In his Lectures on Conversation, Harvey Sacks suggested that we “look closely at the world.” By close looking at how a single, direct utterance like “Fire!” moves a crowd out of a packed room, to an exchange at a meeting on fire prevention, we begin to see show how endpoints are steps taken by participants in an exchange. As Hurricane Katrina approached the Gulf Coast, local, state, and federal officials participated in a series of teleconferences from August 26-29, 2005. We use the phone calls as the data for our research. Speakers included parish officials, emergency management officers, state transportation officials, and other state leaders as well as Mayor Nagin, Gov. Blanco, National Weather Service representatives and FEMA representatives. During these fateful conversations (a phrase from the phone call literature) officials discussed the hurricane’s trajectory and possible impact, evacuation plans, and recovery plans.
In times of crisis, nothing is for certain. Scholars’ term for this uncertain knowledge is risk, which itself rests on calculations of probability and the likelihood of avoiding danger. We notice that in the conference calls, speakers communicated risk by being imprecise and indirect about what they knew and could say for certain, “There is a lot of uncertainty still here” or “Ah, that is still being looked at.” Though indirection sounds like a terrible choice, it accomplishes delay, and stalling is useful when action seems premature. When direct communication made an appearance, it was already past the point of avoidable danger. Consider Gov. Blanco’s recommendation during the August 27 phone call, as the National Weather Service predicted Katrina to hit the following evening, to “tell them to go home and pack and getout.”
We see the same logic of risk in terms of how the calls were structured: who was allowed to speak and when and how the speaking itself was characterized. Katrina meetings were moderated by Col. Jeff Smith and typically began with ‘reports’ from the officials and representatives from such organizations as the National Weather Service, the state Department of Transportation, or FEMA. Though each participant had a chance to report, reports did not generate feedback, no matter how dire the subject matter.

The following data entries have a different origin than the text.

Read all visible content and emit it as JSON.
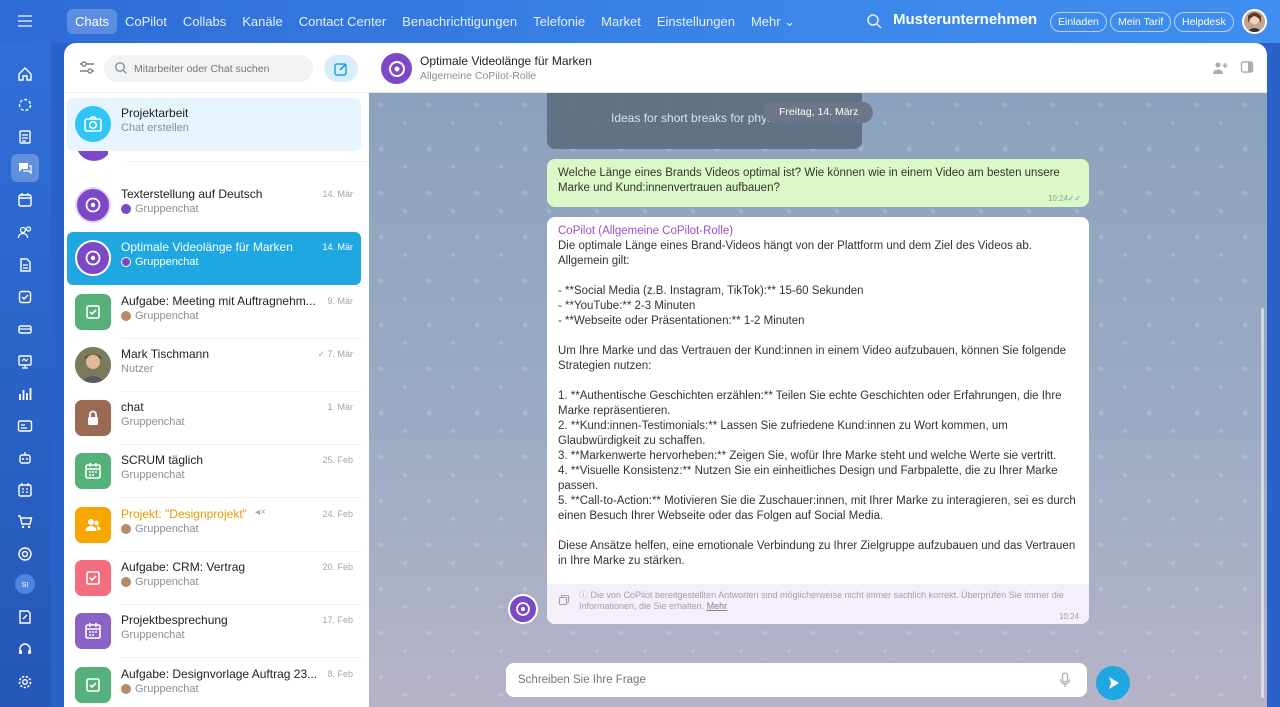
{
  "topbar": {
    "nav": [
      "Chats",
      "CoPilot",
      "Collabs",
      "Kanäle",
      "Contact Center",
      "Benachrichtigungen",
      "Telefonie",
      "Market",
      "Einstellungen",
      "Mehr ⌄"
    ],
    "company": "Musterunternehmen",
    "invite": "Einladen",
    "plan": "Mein Tarif",
    "helpdesk": "Helpdesk"
  },
  "rail": {
    "user_initials": "SI"
  },
  "sidebar": {
    "search_placeholder": "Mitarbeiter oder Chat suchen",
    "chats": [
      {
        "name": "Projektarbeit",
        "sub": "Chat erstellen",
        "date": "",
        "kind": "new"
      },
      {
        "name": "Texterstellung auf Deutsch",
        "sub": "Gruppenchat",
        "date": "14. Mär",
        "kind": "copilot"
      },
      {
        "name": "Optimale Videolänge für Marken",
        "sub": "Gruppenchat",
        "date": "14. Mär",
        "kind": "copilot"
      },
      {
        "name": "Aufgabe: Meeting mit Auftragnehm...",
        "sub": "Gruppenchat",
        "date": "9. Mär",
        "kind": "task"
      },
      {
        "name": "Mark Tischmann",
        "sub": "Nutzer",
        "date": "✓ 7. Mär",
        "kind": "user"
      },
      {
        "name": "chat",
        "sub": "Gruppenchat",
        "date": "1. Mär",
        "kind": "lock"
      },
      {
        "name": "SCRUM täglich",
        "sub": "Gruppenchat",
        "date": "25. Feb",
        "kind": "calendar"
      },
      {
        "name": "Projekt: \"Designprojekt\"",
        "sub": "Gruppenchat",
        "date": "24. Feb",
        "kind": "project"
      },
      {
        "name": "Aufgabe: CRM: Vertrag",
        "sub": "Gruppenchat",
        "date": "20. Feb",
        "kind": "task-pink"
      },
      {
        "name": "Projektbesprechung",
        "sub": "Gruppenchat",
        "date": "17. Feb",
        "kind": "calendar-purple"
      },
      {
        "name": "Aufgabe: Designvorlage Auftrag 23...",
        "sub": "Gruppenchat",
        "date": "8. Feb",
        "kind": "task"
      }
    ]
  },
  "chat": {
    "title": "Optimale Videolänge für Marken",
    "subtitle": "Allgemeine CoPilot-Rolle",
    "previous_message": "Ideas for short breaks for physical",
    "date_pill": "Freitag, 14. März",
    "user_message": "Welche Länge eines Brands Videos optimal ist? Wie können wie in einem Video am besten unsere Marke und Kund:innenvertrauen aufbauen?",
    "user_time": "10:24",
    "bot_author": "CoPilot (Allgemeine CoPilot-Rolle)",
    "bot_text": "Die optimale Länge eines Brand-Videos hängt von der Plattform und dem Ziel des Videos ab. Allgemein gilt:\n\n- **Social Media (z.B. Instagram, TikTok):** 15-60 Sekunden\n- **YouTube:** 2-3 Minuten\n- **Webseite oder Präsentationen:** 1-2 Minuten\n\nUm Ihre Marke und das Vertrauen der Kund:innen in einem Video aufzubauen, können Sie folgende Strategien nutzen:\n\n1. **Authentische Geschichten erzählen:** Teilen Sie echte Geschichten oder Erfahrungen, die Ihre Marke repräsentieren.\n2. **Kund:innen-Testimonials:** Lassen Sie zufriedene Kund:innen zu Wort kommen, um Glaubwürdigkeit zu schaffen.\n3. **Markenwerte hervorheben:** Zeigen Sie, wofür Ihre Marke steht und welche Werte sie vertritt.\n4. **Visuelle Konsistenz:** Nutzen Sie ein einheitliches Design und Farbpalette, die zu Ihrer Marke passen.\n5. **Call-to-Action:** Motivieren Sie die Zuschauer:innen, mit Ihrer Marke zu interagieren, sei es durch einen Besuch Ihrer Webseite oder das Folgen auf Social Media.\n\nDiese Ansätze helfen, eine emotionale Verbindung zu Ihrer Zielgruppe aufzubauen und das Vertrauen in Ihre Marke zu stärken.",
    "disclaimer": "ⓘ Die von CoPilot bereitgestellten Antworten sind möglicherweise nicht immer sachlich korrekt. Überprüfen Sie immer die Informationen, die Sie erhalten.",
    "disclaimer_link": "Mehr",
    "bot_time": "10:24",
    "input_placeholder": "Schreiben Sie Ihre Frage"
  },
  "colors": {
    "accent": "#1ea7e1",
    "copilot": "#7d48c8",
    "user_bubble": "#dcf8c6"
  }
}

Reporting sessions were followed by a period for ‘questions’ with the meeting concluding by confirming the timing for the next conference call. Though seemingly allowing for each speaker to take a turn, the structure was at odds with participants’ requests for immediate response and action.
A phone conference that occurred on August 28, one parish official requested to “break in real quick” in the middle of the reports. He was met with the immediate response of it being “against protocol.” The parish representative eventually able to be heard once he stated that there was an emergency and later the moderator labeled the comment as “a good valid break in.” What is significant here is that the way in which the meetings were structured led to the characterization of direct communication, requiring immediate action, as break-ins and violations of the structure.
A last issue we wish to bring up is the dilemma of a ‘unified voice’ during the meetings (i.e., “It’s important that our citizens hear a unified voice in these things”). We see this as a communicative dilemma. It is not “the wrong choice,” nor would its counterpart “speak alone” be the right choice. Rather, both choices implicate a different set of actions and consequences. The intention in having a unified voice was to present a clear, consistent and not confusing message to the public. Nonetheless, in emphasizing a unified voice, differences and problematic discourse were handled ‘offline,” that is, as private, indirect communication.
We offer our observations of Katrina as what John Shotter calls “sensitizing tools,” to tackle decision making as an unfolding process. We suggest the following three recommendations. First, especially when action is required, there should be clear statements of responsibility and follow-up actions. This was a challenge during the Hurricane Katrina conference calls when there were hedges and indirect comments made. Second, the meeting structure should serve as a tool rather than trap for participants. Meeting structure is useful in helping participants to speak in an equitable manner, but too rigid adherence to a structure that may not be appropriate to the immediate needs of a group can hinder decision-making and information exchange.
Finally, members should recognize that there is a time and place to be unified and a time and place to allow for single, opposing voices to “break-in.” In moments of uncertainty, striving for unity too early can stifle or ignore the individual needs of participants, and in the case of government decision-making, the needs of ‘individual’ speakers represent those of many people! Our recommendation here is that “speaking together” not become an absolute value, but a resource to be defined as more or less valuable in the moment.
In the end, Col. Jeff Smith’s takes us all the way from talk to consequences. Queried in the Senate as to his failure to evacuate enough New Orleans residents, he teaches us a lesson in best practices by showing how indirect communication is no failure, but a strategy of decision making. Commenting on how delay actually accomplished something different that action Smith testified that “Saving lives is more important that the evacuation of those who, while miserable, had food, water, and shelter.”